Defense Attorney Jeff Deen says he plans to call two more witnesses. Jurors could begin deliberating as early as this afternoon.

11:00 a.m.
Anthony Hopkins is on the stand in his rape and murder trial.

10:25 a.m.
Prosecutors rested their case in the murder and rape trial of a preacher accused of killing his wife and hiding her body in a freezer for nearly four years.

Pastor Beverly Jackson of Inspirational Tabernacle Church of God in Christ in Jackson, Alabama told jurors Anthony Hopkins was preaching at her church when he was arrested on July 28, 2008.

Sgt. Ron Baggette of the Clark County Sheriff's Office also testified Friday. He was among the officers who arrested Hopkins.

9:00 a.m.
Prosecutors called Dr.

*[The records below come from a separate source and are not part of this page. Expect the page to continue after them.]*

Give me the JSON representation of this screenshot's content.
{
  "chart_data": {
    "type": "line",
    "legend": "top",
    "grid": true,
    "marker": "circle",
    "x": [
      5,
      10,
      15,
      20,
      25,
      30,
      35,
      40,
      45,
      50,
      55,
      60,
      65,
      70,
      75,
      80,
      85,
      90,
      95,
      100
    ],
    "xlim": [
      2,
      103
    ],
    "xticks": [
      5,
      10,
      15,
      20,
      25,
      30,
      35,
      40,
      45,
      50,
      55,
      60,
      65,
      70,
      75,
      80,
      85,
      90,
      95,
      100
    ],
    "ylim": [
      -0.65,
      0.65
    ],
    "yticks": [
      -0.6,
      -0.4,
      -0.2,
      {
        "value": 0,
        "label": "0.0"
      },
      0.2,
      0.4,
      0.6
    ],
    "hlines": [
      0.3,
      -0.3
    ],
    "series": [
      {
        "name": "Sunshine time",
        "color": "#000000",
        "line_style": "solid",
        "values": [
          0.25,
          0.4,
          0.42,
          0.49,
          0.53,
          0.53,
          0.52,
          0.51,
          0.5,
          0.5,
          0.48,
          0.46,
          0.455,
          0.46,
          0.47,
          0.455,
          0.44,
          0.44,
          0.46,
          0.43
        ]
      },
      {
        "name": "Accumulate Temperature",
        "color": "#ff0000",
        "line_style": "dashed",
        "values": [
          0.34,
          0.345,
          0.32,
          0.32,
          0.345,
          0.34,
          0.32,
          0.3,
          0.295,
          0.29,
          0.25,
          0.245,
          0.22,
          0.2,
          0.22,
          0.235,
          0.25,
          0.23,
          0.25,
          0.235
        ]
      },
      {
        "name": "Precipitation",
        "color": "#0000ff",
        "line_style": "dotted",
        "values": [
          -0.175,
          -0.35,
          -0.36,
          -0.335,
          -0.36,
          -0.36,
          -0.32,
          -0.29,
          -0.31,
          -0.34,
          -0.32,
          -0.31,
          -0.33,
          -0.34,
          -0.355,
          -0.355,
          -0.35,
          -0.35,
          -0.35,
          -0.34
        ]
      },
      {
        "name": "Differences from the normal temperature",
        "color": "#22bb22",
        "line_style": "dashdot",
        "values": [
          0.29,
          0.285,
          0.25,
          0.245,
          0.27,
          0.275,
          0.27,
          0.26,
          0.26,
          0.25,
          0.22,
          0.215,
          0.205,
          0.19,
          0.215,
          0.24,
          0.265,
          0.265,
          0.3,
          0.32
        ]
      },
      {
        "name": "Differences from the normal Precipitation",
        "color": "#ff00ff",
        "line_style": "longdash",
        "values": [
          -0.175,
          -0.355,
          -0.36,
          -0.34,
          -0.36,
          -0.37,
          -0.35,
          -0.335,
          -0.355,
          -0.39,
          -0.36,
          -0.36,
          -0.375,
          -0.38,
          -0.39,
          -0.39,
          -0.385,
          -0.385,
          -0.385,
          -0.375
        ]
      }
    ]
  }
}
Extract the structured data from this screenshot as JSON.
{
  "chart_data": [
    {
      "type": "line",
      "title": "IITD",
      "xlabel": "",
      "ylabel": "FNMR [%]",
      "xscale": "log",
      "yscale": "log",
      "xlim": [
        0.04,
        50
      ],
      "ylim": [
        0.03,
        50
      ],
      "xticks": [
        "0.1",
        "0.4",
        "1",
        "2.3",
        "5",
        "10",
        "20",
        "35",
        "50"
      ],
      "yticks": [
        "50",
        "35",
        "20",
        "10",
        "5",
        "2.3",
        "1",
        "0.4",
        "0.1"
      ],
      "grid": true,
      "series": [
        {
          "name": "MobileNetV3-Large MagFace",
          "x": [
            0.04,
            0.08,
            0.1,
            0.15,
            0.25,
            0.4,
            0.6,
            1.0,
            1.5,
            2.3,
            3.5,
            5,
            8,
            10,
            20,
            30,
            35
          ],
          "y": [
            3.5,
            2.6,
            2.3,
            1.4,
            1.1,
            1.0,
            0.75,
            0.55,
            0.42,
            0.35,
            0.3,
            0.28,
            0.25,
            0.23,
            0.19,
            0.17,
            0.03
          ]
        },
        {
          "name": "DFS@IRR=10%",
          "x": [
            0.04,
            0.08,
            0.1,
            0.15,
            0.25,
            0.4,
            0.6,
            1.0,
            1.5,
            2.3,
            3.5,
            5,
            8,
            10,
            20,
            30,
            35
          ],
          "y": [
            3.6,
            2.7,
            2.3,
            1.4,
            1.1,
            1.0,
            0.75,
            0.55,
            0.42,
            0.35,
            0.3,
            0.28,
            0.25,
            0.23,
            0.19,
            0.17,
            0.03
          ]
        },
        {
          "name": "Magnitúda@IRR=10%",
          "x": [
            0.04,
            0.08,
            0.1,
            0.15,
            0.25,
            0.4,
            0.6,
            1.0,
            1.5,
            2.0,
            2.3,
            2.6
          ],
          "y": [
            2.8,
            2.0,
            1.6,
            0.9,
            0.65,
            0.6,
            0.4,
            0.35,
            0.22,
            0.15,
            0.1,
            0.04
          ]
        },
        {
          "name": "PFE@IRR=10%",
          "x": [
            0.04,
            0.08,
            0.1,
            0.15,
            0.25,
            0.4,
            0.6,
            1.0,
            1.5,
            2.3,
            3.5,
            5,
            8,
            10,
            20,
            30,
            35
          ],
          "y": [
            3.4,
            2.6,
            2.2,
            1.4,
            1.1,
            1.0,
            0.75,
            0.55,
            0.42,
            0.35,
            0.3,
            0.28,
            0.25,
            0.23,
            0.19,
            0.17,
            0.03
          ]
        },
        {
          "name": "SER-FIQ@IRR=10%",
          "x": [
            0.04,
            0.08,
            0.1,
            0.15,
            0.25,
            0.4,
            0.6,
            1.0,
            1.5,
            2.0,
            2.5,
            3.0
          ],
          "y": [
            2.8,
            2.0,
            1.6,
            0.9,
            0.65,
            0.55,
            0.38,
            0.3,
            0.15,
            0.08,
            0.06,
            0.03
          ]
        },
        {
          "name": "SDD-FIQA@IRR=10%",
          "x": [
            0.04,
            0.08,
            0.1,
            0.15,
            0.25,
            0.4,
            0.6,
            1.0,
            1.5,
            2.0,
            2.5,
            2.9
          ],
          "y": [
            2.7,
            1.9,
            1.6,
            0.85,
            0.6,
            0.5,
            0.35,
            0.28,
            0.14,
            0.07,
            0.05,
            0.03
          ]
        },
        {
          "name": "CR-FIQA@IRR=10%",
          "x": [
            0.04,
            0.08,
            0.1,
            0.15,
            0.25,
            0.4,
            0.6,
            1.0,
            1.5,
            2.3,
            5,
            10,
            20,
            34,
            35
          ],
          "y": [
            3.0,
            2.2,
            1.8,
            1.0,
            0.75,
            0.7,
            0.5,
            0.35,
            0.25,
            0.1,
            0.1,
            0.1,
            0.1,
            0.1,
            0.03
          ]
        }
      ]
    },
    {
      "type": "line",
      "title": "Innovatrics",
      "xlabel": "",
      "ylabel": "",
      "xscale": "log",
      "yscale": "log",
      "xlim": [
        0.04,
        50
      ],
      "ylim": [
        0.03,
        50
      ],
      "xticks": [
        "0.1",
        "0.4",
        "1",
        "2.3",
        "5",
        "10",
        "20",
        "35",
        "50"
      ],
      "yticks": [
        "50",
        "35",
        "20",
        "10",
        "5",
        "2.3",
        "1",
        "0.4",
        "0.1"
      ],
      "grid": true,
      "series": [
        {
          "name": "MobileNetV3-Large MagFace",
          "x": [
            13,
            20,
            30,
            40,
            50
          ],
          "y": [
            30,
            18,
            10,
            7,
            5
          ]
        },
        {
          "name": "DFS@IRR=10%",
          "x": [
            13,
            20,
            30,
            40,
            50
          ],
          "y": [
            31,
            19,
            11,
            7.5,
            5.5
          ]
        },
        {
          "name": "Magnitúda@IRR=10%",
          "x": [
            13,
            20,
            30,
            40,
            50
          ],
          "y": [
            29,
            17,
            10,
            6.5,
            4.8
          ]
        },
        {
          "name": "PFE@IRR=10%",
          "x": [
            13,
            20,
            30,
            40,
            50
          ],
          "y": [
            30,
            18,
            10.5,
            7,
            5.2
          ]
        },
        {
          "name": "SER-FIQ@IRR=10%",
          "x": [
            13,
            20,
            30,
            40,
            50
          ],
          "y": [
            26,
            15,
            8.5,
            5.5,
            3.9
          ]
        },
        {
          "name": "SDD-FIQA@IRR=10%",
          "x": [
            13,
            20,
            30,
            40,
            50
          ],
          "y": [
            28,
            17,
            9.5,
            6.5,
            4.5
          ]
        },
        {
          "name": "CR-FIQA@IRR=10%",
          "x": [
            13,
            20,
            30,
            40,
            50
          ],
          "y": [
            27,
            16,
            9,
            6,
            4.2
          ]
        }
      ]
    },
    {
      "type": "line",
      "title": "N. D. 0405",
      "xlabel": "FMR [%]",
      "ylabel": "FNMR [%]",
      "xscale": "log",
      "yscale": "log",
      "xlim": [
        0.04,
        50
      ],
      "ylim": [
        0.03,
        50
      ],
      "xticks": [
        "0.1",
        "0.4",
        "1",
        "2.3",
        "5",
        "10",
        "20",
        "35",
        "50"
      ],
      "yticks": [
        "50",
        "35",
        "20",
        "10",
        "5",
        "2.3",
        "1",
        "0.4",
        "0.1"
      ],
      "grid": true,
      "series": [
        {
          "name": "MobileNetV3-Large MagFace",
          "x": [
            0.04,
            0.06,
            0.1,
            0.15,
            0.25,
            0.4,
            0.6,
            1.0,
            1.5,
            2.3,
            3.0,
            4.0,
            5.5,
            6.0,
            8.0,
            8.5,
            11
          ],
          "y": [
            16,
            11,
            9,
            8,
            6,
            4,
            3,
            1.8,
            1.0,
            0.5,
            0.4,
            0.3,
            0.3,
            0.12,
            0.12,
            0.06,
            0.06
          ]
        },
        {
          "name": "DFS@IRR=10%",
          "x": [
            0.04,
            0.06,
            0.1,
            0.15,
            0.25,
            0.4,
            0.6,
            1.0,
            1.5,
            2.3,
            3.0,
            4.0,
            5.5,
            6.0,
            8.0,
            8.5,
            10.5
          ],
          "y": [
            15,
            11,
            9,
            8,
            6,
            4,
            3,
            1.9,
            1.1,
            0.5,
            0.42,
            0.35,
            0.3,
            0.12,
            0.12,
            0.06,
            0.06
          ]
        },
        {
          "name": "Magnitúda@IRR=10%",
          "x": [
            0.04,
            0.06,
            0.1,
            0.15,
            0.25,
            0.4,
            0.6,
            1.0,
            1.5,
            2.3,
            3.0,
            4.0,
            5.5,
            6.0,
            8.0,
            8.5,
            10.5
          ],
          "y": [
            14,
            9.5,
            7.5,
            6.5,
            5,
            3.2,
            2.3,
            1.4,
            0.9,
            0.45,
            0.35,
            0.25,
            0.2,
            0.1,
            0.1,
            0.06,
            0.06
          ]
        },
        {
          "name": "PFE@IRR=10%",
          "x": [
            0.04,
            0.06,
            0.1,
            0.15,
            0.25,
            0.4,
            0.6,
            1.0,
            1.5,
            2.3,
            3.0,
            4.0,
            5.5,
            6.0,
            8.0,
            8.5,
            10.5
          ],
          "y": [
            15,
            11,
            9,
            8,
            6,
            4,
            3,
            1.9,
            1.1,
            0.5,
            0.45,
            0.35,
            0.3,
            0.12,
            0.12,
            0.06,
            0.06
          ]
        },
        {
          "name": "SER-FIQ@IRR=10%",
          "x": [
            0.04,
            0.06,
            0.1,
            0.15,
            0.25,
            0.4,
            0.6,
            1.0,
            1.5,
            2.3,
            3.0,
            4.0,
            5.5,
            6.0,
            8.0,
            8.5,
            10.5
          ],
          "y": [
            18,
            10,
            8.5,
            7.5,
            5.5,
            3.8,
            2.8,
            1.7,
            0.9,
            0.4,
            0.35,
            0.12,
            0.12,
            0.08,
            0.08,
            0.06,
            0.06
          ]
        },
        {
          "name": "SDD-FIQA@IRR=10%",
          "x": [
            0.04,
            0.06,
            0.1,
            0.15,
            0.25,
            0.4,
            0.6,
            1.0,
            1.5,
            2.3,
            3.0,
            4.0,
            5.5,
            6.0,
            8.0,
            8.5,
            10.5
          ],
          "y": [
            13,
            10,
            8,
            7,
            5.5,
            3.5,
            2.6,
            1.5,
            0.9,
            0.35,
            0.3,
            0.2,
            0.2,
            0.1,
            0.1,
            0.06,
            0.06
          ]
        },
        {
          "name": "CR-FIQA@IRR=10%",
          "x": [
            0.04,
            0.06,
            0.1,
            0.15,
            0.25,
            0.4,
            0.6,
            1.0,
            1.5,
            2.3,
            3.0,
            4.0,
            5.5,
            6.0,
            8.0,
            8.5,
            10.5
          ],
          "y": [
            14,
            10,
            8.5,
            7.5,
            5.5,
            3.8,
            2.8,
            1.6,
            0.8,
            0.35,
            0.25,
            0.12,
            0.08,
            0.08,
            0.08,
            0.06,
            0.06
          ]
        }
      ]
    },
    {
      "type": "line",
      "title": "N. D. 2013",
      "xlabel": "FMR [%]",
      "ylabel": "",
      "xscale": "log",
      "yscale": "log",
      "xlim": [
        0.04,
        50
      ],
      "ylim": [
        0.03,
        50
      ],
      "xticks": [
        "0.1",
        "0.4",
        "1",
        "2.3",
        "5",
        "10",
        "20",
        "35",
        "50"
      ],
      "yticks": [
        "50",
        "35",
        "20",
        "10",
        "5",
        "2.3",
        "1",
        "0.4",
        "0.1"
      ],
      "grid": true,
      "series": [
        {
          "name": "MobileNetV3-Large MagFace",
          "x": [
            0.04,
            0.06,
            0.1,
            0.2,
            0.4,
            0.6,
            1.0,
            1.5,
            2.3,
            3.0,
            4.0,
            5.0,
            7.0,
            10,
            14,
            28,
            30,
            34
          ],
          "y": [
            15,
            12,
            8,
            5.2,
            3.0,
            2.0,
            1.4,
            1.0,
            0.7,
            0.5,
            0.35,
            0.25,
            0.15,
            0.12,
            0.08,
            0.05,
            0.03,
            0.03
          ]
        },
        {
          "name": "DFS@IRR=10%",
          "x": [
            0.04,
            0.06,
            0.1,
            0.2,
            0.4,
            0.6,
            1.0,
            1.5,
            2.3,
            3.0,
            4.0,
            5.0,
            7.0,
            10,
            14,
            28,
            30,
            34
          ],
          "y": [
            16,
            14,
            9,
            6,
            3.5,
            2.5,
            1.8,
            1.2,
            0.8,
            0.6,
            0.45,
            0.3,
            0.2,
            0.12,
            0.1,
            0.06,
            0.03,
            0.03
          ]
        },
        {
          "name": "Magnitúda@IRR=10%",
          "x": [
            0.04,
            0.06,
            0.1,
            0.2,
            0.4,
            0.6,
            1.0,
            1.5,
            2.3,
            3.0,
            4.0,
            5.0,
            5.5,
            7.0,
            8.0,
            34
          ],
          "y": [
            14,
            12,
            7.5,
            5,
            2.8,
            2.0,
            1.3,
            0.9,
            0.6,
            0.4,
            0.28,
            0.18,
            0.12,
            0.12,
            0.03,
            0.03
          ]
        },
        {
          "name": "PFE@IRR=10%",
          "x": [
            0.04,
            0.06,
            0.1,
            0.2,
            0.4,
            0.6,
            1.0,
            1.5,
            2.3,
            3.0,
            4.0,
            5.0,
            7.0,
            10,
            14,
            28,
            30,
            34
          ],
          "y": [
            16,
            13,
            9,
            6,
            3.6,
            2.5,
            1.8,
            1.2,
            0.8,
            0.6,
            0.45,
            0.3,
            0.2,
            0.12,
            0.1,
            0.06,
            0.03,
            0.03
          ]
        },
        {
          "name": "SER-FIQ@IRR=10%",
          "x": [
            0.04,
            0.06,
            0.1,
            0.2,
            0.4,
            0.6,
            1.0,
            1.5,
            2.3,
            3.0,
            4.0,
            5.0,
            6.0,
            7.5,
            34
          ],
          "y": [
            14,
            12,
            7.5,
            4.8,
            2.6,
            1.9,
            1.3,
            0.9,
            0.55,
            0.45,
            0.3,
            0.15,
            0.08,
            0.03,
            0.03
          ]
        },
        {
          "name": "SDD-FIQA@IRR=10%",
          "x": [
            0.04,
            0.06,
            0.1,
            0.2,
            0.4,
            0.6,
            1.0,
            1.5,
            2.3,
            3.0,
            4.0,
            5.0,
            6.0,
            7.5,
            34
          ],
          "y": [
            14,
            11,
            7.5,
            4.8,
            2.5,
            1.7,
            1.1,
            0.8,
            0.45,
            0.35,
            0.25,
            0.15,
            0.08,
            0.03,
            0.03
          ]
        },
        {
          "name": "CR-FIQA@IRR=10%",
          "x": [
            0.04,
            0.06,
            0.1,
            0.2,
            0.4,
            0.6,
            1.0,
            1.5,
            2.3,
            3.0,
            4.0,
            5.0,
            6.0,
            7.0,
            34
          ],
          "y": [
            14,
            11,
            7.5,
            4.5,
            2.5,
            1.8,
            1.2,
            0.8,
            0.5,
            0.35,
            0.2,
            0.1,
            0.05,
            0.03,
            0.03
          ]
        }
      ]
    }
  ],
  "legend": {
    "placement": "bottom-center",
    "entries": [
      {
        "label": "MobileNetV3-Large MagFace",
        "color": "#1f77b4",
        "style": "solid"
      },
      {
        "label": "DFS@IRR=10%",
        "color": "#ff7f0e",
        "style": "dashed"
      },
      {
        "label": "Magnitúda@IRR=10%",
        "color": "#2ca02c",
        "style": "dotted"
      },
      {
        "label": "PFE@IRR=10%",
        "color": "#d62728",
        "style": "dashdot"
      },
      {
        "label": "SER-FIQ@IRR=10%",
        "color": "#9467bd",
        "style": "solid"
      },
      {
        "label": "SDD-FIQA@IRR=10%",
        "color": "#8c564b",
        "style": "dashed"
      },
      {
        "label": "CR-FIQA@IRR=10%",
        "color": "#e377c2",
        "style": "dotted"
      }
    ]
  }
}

Kathy Porter back to the stand Friday to testify for a second time in the murder and rape trial of a preacher accused of killing his wife and hiding her body in a freezer for nearly four years.

Anthony Hopkins' attorney, Jeff Deen, suggested Thursday that natural causes could have killed Arletha Hopkins, who investigators believe was 36 when she died. The medical examiner who performed the autopsy on Arletha's body testified he believed homicidal violence was the manner of death, but he could not pinpoint the exact cause because the body was severely decomposed. On cross examination Thursday, Deen questioned the medical examiner about whether Arletha's "high risk gestational diabetes" could have caused her death.

Porter, an OBGYN from the University of South Alabama Medical Center, told jurors Friday that Arletha Hopkins' diabetes "were under control" when she was discharged from the hospital.

Assistant District Attorney Ashley Rich plans to call two more witnesses Friday morning before resting their case.

Anthony Hopkins was arrested in July 2008 after police found his wife's body in a freezer at the family's home on Rylands Street. Hopkins was preaching at a revival in Jackson, Alabama when sheriff's deputies took him into custody.

According to court documents obtained by News Five in 2008, Hopkins' stepdaughter lead police to her mother's body. Arletha Hopkins had never been reported missing, but investigators believe she had been dead since December 2004, shortly after she gave birth to the couple's youngest child.

Anthony Hopkins' stepdaughter, who was 19 when she went to police, told jurors on Tuesday her father began raping her when she was 11 years old. Several months after Hopkins was arrested, his teenage daughter gave birth to a baby.